Embryonic stem cells (ESCs) derived from the inner cell mass of blastocyst stage embryos are a powerful in vitro model for cellular differentiation and a potential source of cells for regenerative therapies. A better understanding of the factors controlling differentiation is necessary to robustly direct ESCs to produce mature cell types for therapeutic purposes. In addition, perturbations in differentiation in vivo lead to defects in early embryos and failed pregnancies. We are focusing on elucidating the components and wiring of the ESC gene regulatory network, in order to better control ESC differentiation and gain a more complete understanding of early development. Although three classes of regulatory factors comprise the ESC GRN—transcription factors, epigenetic regulators, and RNAs—the functions of only the first two classes are understood to a degree. We recently uncovered a key role for a structural feature of the ESC epigenome, RNA/DNA hybrids (RDHs), in cell fate. We found that RDHs are necessary to maintain the differentiation potential of ESCs—cells with reduced RDHs showed poor differentiation fidelity and a skewed differentiation profile. We recently found that RDHs play a key role in the ESC GRN, which likely accounts for these phenotypes. Depletion of RDHs leads to misregulation of thousands of genes. Interestingly, for a small fraction of these genes, we found that RDHs regulate the binding of two key epigenetic regulatory factors, PRC2 and Tip60-p400. However, most genes regulated by RDHs are neither direct nor indirect targets of these factors, raising the question of what other components of the GRN are modulated by RDHs. Here we propose to use epigenomic profiling and systems level approaches to comprehensively elucidate the roles of RDHs in the GRN. In addition, we will utilize a novel method for identification of new RDH-binding factors. Finally, we will use single cell profiling techniques to elucidate how RDHs regulate cell fate on a cell-by-cell basis. These studies will provide multiple new insights into how RNAs function within the ESC GRN. In addition, these studies will enhance our understanding of how cells acquire specific fates during ESC differentiation.
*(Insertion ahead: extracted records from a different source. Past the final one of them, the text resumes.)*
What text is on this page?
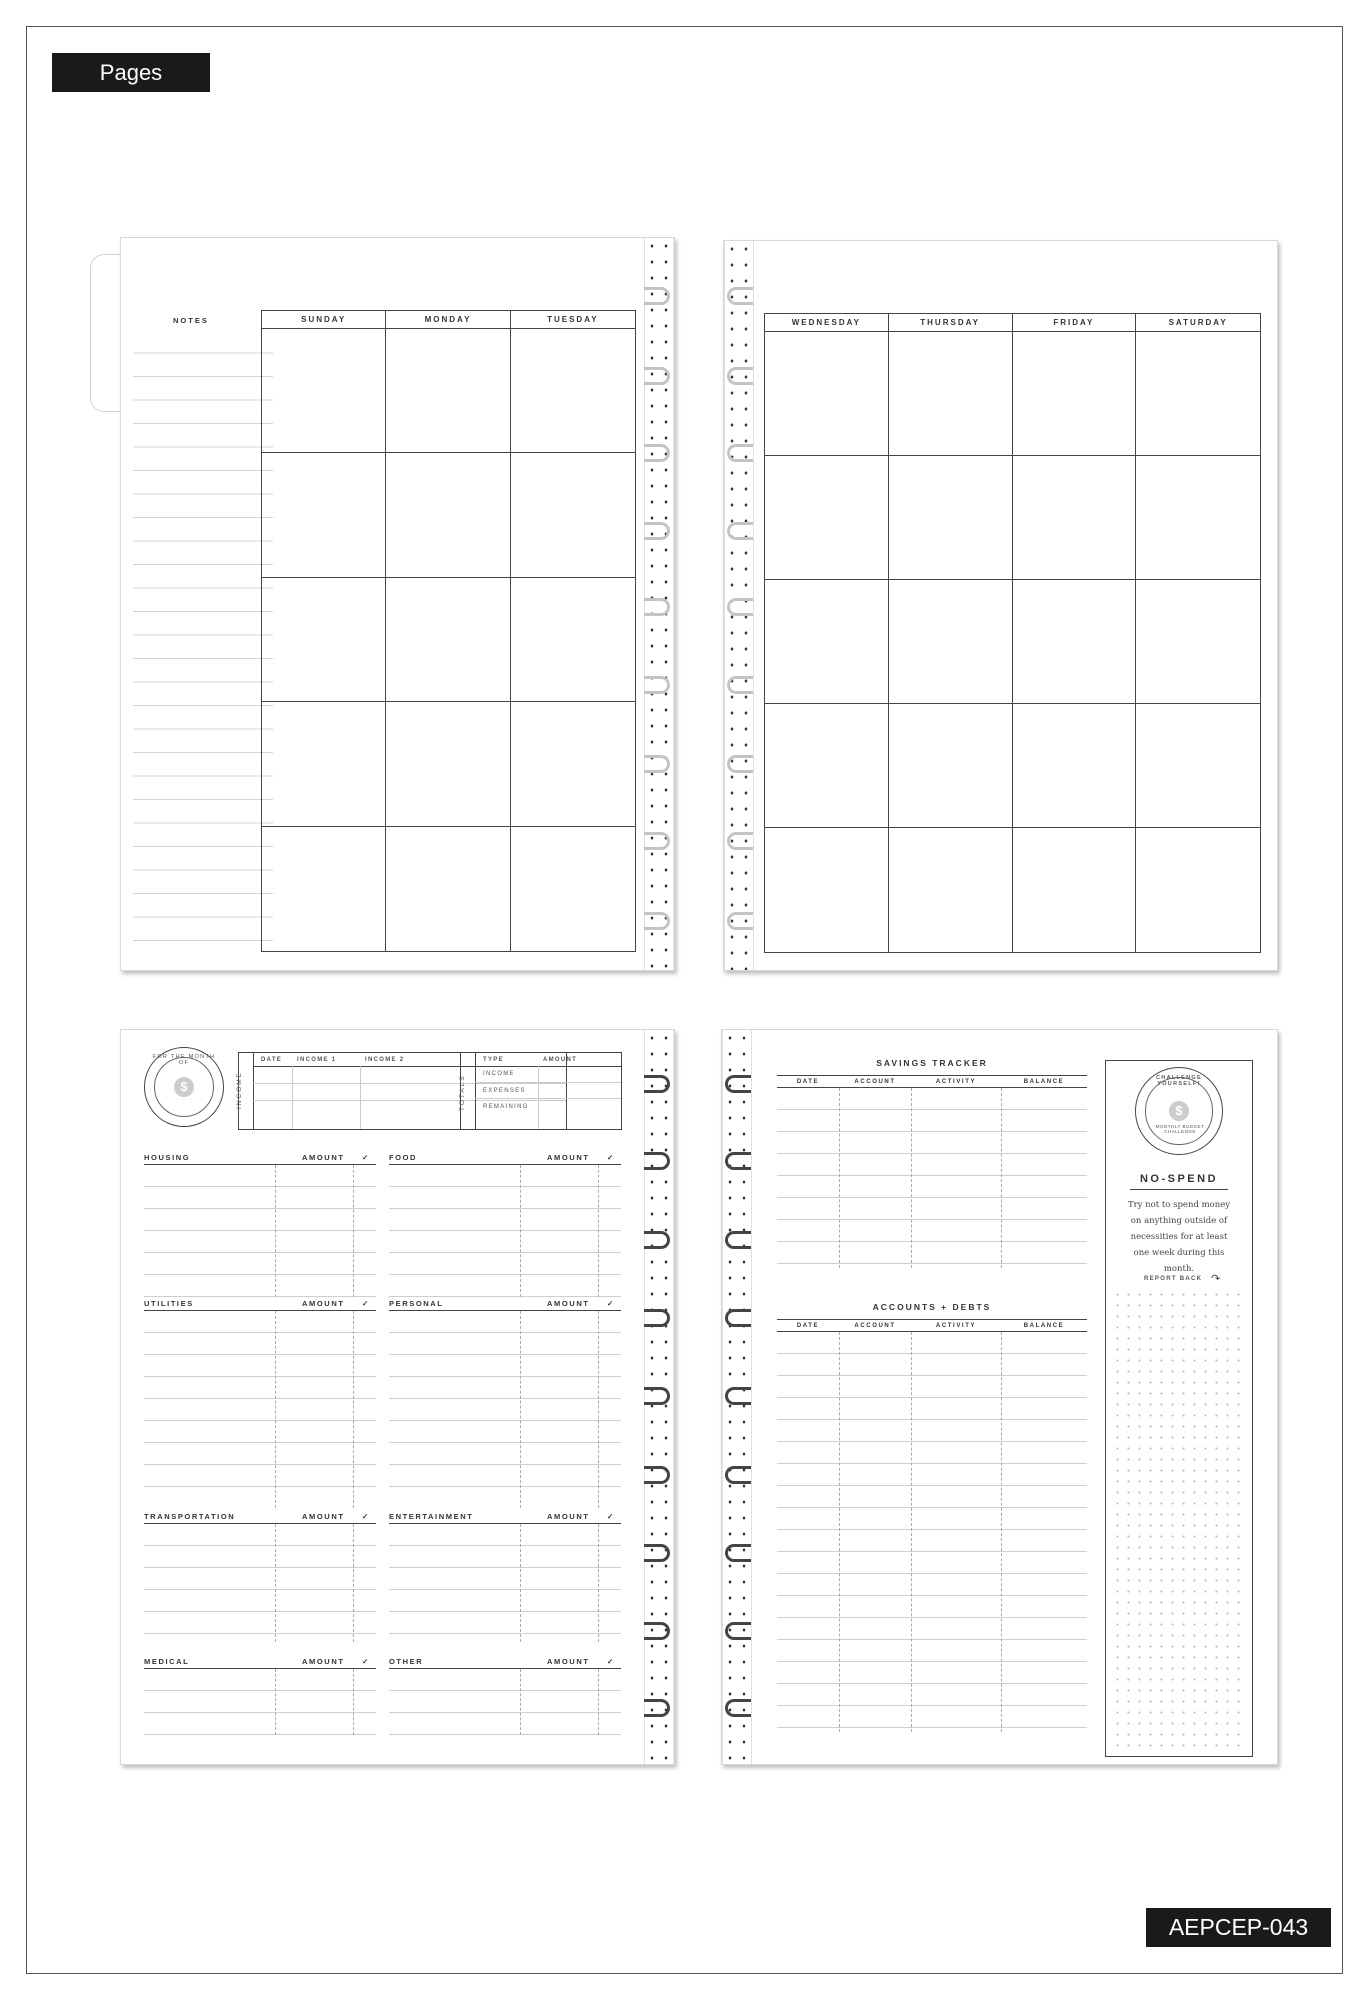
Pages
AEPCEP-043
NOTES	SUNDAY	MONDAY	TUESDAY	WEDNESDAY	THURSDAY	FRIDAY	SATURDAY
$
FOR THE MONTH OF
INCOME
DATE INCOME 1	INCOME 2
TOTALS
TYPE	AMOUNT
INCOME
EXPENSES
REMAINING
HOUSING	AMOUNT	✓	FOOD	AMOUNT	✓
UTILITIES	AMOUNT	✓	PERSONAL	AMOUNT	✓
TRANSPORTATION	AMOUNT	✓	ENTERTAINMENT	AMOUNT	✓
MEDICAL	AMOUNT	✓	OTHER	AMOUNT	✓
SAVINGS TRACKER
DATE	ACCOUNT	ACTIVITY	BALANCE
ACCOUNTS + DEBTS
DATE	ACCOUNT	ACTIVITY	BALANCE
$
CHALLENGE YOURSELF!
MONTHLY BUDGET CHALLENGE
NO-SPEND
Try not to spend money on anything outside of necessities for at least one week during this month.
REPORT BACK ↷
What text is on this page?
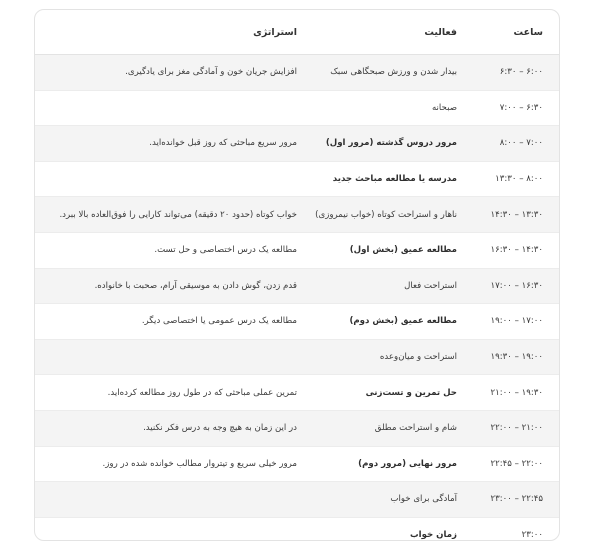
ساعت	فعالیت	استراتژی
۶:۰۰ – ۶:۳۰	بیدار شدن و ورزش صبحگاهی سبک	افزایش جریان خون و آمادگی مغز برای یادگیری.
۶:۳۰ – ۷:۰۰	صبحانه	
۷:۰۰ – ۸:۰۰	مرور دروس گذشته (مرور اول)	مرور سریع مباحثی که روز قبل خوانده‌اید.
۸:۰۰ – ۱۳:۳۰	مدرسه یا مطالعه مباحث جدید	
۱۳:۳۰ – ۱۴:۳۰	ناهار و استراحت کوتاه (خواب نیمروزی)	خواب کوتاه (حدود ۲۰ دقیقه) می‌تواند کارایی را فوق‌العاده بالا ببرد.
۱۴:۳۰ – ۱۶:۳۰	مطالعه عمیق (بخش اول)	مطالعه یک درس اختصاصی و حل تست.
۱۶:۳۰ – ۱۷:۰۰	استراحت فعال	قدم زدن، گوش دادن به موسیقی آرام، صحبت با خانواده.
۱۷:۰۰ – ۱۹:۰۰	مطالعه عمیق (بخش دوم)	مطالعه یک درس عمومی یا اختصاصی دیگر.
۱۹:۰۰ – ۱۹:۳۰	استراحت و میان‌وعده	
۱۹:۳۰ – ۲۱:۰۰	حل تمرین و تست‌زنی	تمرین عملی مباحثی که در طول روز مطالعه کرده‌اید.
۲۱:۰۰ – ۲۲:۰۰	شام و استراحت مطلق	در این زمان به هیچ وجه به درس فکر نکنید.
۲۲:۰۰ – ۲۲:۴۵	مرور نهایی (مرور دوم)	مرور خیلی سریع و تیتروار مطالب خوانده شده در روز.
۲۲:۴۵ – ۲۳:۰۰	آمادگی برای خواب	
۲۳:۰۰	زمان خواب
源自囊胚期胚胎内细胞团的胚胎干细胞 (ESC) 具有强大的 细胞分化的体外模型和再生疗法的潜在细胞来源。更好的 了解控制分化的因素对于强有力地指导 ESC 产生成熟的细胞是必要的。 用于治疗目的的细胞类型。此外，体内分化的扰动会导致早期细胞的缺陷。 胚胎和妊娠失败。我们致力于阐明 ESC 基因的组成和接线 调控网络，以便更好地控制ESC分化并获得更全面的了解 早期发展。尽管 ESC GRN 包含三类调节因子——转录因子， 表观遗传调节因子和 RNA——只有前两类的功能在一定程度上被了解。我们 最近发现了 ESC 表观基因组结构特征 RNA/DNA 杂合体 (RDH) 在细胞中的关键作用 命运。我们发现 RDH 对于维持 ESC 的分化潜力是必需的，ESC 是细胞的分化潜能降低的细胞。 RDH 表现出较差的分化保真度和倾斜的分化特征。我们最近发现 RDH 在 ESC GRN 中发挥关键作用，这可能解释了这些表型。 RDH 的耗尽导致 数千个基因的失调。有趣的是，对于这些基因的一小部分，我们发现 RDH 调节两个关键表观遗传调控因子 PRC2 和 Tip60-p400 的结合。然而，大多数基因 受 RDH 监管的机构既不是这些因素的直接目标，也不是间接目标，这就提出了一个问题：还有哪些其他因素？ GRN 的组成部分由 RDH 调制。在这里，我们建议使用表观基因组分析和系统 水平方法全面阐明 RDH 在 GRN 中的作用。此外，我们还将利用小说 鉴定新 RDH 结合因子的方法。最后，我们将使用单细胞分析技术来 阐明 RDH 如何逐个细胞地调节细胞命运。这些研究将提供多种新见解 研究 RNA 如何在 ESC GRN 内发挥作用。此外，这些研究将加深我们对如何 细胞在 ESC 分化过程中获得特定的命运。